Violences policières : Le long silence des politiques

À gauche comme à droite, le caractère systémique des abus des forces de l’ordre reste absent des discours.

Pauline Graulle  • 10 janvier 2018 abonné·es
Violences policières : Le long silence des politiques
© photo : François Hollande au chevet de Théo, tabassé et violé par des policiers d’Aulnay-sous-Bois en février 2017. CRÉDIT :nArnaud Journois/LE PARISIEN/AFP

Il est bien mal à l’aise, François Hollande. Debout, bras ballants, costume trois pièces. Il regarde, l’air désolé mais impuissant, Théo sur son lit d’hôpital. Le jeune homme de 22 ans grimace de douleur : il affirme avoir été tabassé et violé par des policiers d’Aulnay-sous-Bois lors d’un contrôle d’identité. L’image est forte. Inédite. Un chef d’État qui, par sa simple présence, dénonce la violence d’État.

En l’occurrence, François Hollande n’a pas eu vraiment le choix. En ce mois de février 2017, le cas de Théo a fait l’effet du « scandale de trop », comme l’écrit la France insoumise dans un communiqué. L’accusation de viol ; la vidéo de l’arrestation et les photos du garçon au visage tuméfié qui tournent sur les réseaux sociaux. Impossible de ne pas voir. L’opinion publique est choquée. Et les politiques bien obligés de sortir de leur mutisme. Sans aller pour autant jusqu’à admettre que cette « affaire » est bien plus qu’un acte isolé. Jean-Luc Mélenchon en appelle à « l’expulsion des tortureurs de la police républicaine ». Patrick Kanner, ministre (PS) de la Ville, parle de « débordements ». Benoît Hamon « ne [veut] pas confondre le geste de quelques-uns avec le travail quotidien de milliers de policiers sur le terrain ». « Ce n’est pas parce que des individus auraient fait des choses inacceptables qu’il faut jeter l’opprobre sur toute la police nationale », observe Florian Philippot.
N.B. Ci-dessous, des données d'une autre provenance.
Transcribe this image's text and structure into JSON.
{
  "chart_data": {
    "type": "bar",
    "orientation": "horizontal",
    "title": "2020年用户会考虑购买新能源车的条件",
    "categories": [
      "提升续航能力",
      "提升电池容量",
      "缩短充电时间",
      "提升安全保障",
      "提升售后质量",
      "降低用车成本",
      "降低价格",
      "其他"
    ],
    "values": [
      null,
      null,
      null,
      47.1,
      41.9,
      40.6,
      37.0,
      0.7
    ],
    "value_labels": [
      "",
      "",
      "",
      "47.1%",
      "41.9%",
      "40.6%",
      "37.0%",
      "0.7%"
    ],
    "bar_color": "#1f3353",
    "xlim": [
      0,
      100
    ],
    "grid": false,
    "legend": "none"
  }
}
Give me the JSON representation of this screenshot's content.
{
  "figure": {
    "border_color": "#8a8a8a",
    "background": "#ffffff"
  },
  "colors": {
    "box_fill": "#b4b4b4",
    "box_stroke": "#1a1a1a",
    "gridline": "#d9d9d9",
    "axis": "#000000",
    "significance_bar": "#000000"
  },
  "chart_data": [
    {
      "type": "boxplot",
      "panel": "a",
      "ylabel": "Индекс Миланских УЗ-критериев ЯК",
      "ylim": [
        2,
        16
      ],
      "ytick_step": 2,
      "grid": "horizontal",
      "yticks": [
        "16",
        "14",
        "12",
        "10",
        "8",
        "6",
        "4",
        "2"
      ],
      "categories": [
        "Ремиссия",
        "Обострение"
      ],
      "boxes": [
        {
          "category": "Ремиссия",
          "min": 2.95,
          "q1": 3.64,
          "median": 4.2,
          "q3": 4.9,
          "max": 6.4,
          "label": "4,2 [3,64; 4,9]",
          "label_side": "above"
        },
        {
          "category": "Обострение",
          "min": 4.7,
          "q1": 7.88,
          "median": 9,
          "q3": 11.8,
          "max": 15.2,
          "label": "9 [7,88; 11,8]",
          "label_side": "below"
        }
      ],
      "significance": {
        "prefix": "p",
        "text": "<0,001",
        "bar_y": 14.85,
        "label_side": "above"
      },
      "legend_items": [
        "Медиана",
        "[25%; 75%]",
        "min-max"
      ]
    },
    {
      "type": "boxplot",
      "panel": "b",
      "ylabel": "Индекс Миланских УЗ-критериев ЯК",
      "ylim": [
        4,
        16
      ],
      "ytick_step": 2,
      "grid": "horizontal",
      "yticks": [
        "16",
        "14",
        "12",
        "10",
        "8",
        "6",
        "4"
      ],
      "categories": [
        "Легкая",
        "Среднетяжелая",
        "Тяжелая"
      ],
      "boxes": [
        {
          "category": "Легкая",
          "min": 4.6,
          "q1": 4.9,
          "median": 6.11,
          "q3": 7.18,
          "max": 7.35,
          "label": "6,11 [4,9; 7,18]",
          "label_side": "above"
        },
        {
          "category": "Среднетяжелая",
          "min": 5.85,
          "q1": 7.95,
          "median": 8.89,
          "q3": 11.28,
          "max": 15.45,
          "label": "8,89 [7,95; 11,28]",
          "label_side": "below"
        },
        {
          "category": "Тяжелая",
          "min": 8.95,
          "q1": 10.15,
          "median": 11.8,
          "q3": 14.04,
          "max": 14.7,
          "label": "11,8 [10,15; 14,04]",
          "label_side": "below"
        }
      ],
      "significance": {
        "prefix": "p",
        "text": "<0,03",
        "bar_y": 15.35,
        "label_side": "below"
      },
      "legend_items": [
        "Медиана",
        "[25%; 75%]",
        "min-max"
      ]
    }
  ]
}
Sept mois plus tôt, Bernard Cazeneuve, ministre de l’Intérieur, a lui aussi entonné le refrain de la victimisation. Le 2 novembre 2016, interrogé par Pouria Amirshahi, seul député à avoir osé poser une question au gouvernement sur la mort suspecte d’Adama Traoré, il fait applaudir la police nationale par le Palais-Bourbon : « Le respect, il commence par la reconnaissance du travail que font les forces de l’ordre pour assurer la sécurité des Français dans un contexte difficile », martèle celui qui occupait déjà l’hôtel de Beauvau quand le jeune Rémi Fraisse a été tué par des gendarmes à Sivens. « Ce que je ne peux plus accepter, poursuit le premier flic de France devant la représentation nationale, c’est la remise en cause permanente du travail des forces de l’ordre, la théorisation de la consubstantialité de la violence à la police, sans que jamais il n’y ait un mot pour ces policiers […] qui sont aujourd’hui, pour un certain nombre d’entre eux, dans des hôpitaux où ils souffrent le martyr. »

Une « remise en cause permanente » ? L’histoire politique des violences policières est pourtant faite de l’exact inverse : un assourdissant silence. Symbole parmi les symboles : sur la plaque à la mémoire de Malik Oussekine, tabassé dans la nuit du 5 au 6 décembre 1986 par les « voltigeurs » de Charles Pasqua, nulle mention du fait que sa mort est due à des violences policières. En 2005, Nicolas Sarkozy, affirme que la police « ne poursuivait pas physiquement » (sic) Zyed et Bouna. Fin 2016, Bruno Le Roux, fraîchement nommé ministre de l’Intérieur, consacre son premier déplacement à la compagnie de l’Isle-Adam, à Beaumont-sur-Oise, là où est mort Adama Traoré. Un « tragique accident », jugera-t-il.